4.5. Algorithm Comparison

We compare different algorithms with the rumor recognition model proposed in this paper to illustrate the accuracy and generalization ability of the model we proposed. The results are shown in Table 5.

As shown in Table 5, compared with tanh-RNN, SVM, and Decision Tree J48, the Stacking model has the highest accuracy rate of 93.5%. The Stacking model can recognize rumor with 96.5% recall rate and 91.4% precision, which shows that the model can recognize more rumors; and the Stacking model can recognize nonrumor events with 93% F1-score and recognize rumor with 93.9% F1-score, which are higher compared with other algorithms. The above results show that the Stacking model proposed in this paper has the best recognition effect.

4.6. Algorithm Execution Time

We calculate the training time and test time of each algorithm separately, and the results are shown in Table 6.

Table 6 shows that the Naive Bayes algorithm takes the shortest time in training, but the Stacking model proposed in this paper takes the longest time in training because it ensembled multiple algorithms. In the testing phase, the Stacking model takes the shortest time, which only accounts for 7.8% of Naive Bayes, and the second shortest logistic regression model is 2.7 times longer than the Stacking model.

4.7. Empirical Analysis

In order to verify the practicability of the Weibo rumor recognition method proposed in this paper, we use three events for experimenting (see Table 2), and the results are shown in Figure 7.

Figure 7 shows that, in different events, the performance of each model is a little different. RF has 98% recall and 77% accuracy, which indicates that the RF model may recognize most nonrumor Weibo as rumor. Although the Stacking model has 93% recall and 80% accuracy, it is higher than other models. Therefore, the model proposed in this paper is relatively effective in actual recognition.

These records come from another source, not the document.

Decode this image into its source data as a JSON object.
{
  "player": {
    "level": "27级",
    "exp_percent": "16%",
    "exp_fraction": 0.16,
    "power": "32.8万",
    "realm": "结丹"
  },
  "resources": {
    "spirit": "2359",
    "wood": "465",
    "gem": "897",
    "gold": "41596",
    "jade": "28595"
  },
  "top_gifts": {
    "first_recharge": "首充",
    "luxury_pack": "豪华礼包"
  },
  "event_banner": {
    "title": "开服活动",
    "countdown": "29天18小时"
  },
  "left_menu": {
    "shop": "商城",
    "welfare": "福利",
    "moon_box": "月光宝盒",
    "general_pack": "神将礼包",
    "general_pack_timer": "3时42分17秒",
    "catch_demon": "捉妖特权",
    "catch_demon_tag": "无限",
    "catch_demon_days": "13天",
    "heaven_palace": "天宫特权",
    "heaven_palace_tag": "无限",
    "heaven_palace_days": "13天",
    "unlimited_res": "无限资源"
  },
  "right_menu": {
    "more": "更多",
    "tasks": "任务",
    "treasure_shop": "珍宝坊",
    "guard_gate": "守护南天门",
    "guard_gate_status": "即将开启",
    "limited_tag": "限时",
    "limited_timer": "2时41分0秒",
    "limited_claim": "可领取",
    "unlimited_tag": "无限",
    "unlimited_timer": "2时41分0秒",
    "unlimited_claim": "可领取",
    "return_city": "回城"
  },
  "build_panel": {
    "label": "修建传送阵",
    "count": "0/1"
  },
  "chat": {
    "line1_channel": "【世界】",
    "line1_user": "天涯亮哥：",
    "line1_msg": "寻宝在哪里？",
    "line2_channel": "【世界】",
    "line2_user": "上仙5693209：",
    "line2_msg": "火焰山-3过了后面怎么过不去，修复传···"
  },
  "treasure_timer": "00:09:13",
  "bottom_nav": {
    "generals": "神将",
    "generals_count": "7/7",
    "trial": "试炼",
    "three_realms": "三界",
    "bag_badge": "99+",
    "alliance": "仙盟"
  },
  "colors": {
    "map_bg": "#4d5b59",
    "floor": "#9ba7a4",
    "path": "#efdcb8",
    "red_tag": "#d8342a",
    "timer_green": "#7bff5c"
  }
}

Besides, in order to verify the effectiveness of the new features proposed in this paper, the comparative experiments are conducted on the feature set with UCRE, ECON, and RCO, and the feature set excludes them. The results are shown in Figure 8.

As illustrated in Figure 8, evaluating on the accuracy, precision, recall, and F1-score, the Stacking model implemented on the feature set with UCRE, ECON, and RCO performs better. In conclusion, the new features proposed in this paper are suitable for actual rumor recognition.

5. Conclusion

In this paper, based on previous studies, three new features are constructed by combining the 5W’s Formula in communication; and we obtain the optimal feature set of Weibo rumor recognition through the Chi-square test and other methods. Then, based on the idea of the Stacking method, we select SVM, Random Forest, and Naive Bayes as the primary learner and logistic regression as the metalearner to model and analyse the Weibo rumor recognition. The experimental results show that the features constructed in this paper and the proposed recognition method can effectively detect rumors in Weibo.

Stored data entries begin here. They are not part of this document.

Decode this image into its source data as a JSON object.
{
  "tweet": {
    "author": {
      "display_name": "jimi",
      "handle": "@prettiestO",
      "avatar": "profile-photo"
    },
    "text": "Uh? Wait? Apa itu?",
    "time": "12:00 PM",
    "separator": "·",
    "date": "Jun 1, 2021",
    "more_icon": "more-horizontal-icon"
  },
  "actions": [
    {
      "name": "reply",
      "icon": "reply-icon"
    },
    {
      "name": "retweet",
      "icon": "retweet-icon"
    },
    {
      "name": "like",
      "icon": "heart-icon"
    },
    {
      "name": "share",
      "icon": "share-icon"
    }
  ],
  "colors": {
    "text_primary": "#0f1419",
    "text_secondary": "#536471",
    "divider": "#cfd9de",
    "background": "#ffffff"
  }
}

However, there are still some shortcomings in this paper. For example, in the case of 2019-nCov, while the content information is more complex and the amount of information is larger, the performance of the algorithm proposed in this paper is worse than that of the other two events. Therefore, it is necessary to carry out deeper semantic mining of microblog text content; for example, the content and emotion of the text using phonetic transcription abbreviations need to be specially processed. In addition, designing a more suitable and effective integration strategy of classification algorithms for Weibo rumor recognition is one of the future works. Besides, detecting rumors with Weibo text information is worthy of further study.

Data Availability

The experiment was conducted with open dataset, which can be downloaded at http://alt.qcri.org/~wgao/data/rumdect.zip.

Conflicts of Interest

The authors declare that there are no conflicts of interest regarding the publication of this paper.


This work was supported by the Research on Cyber Group Events Management and Pre-Warning Mechanism, National Social Science Fund of China (17XFX013).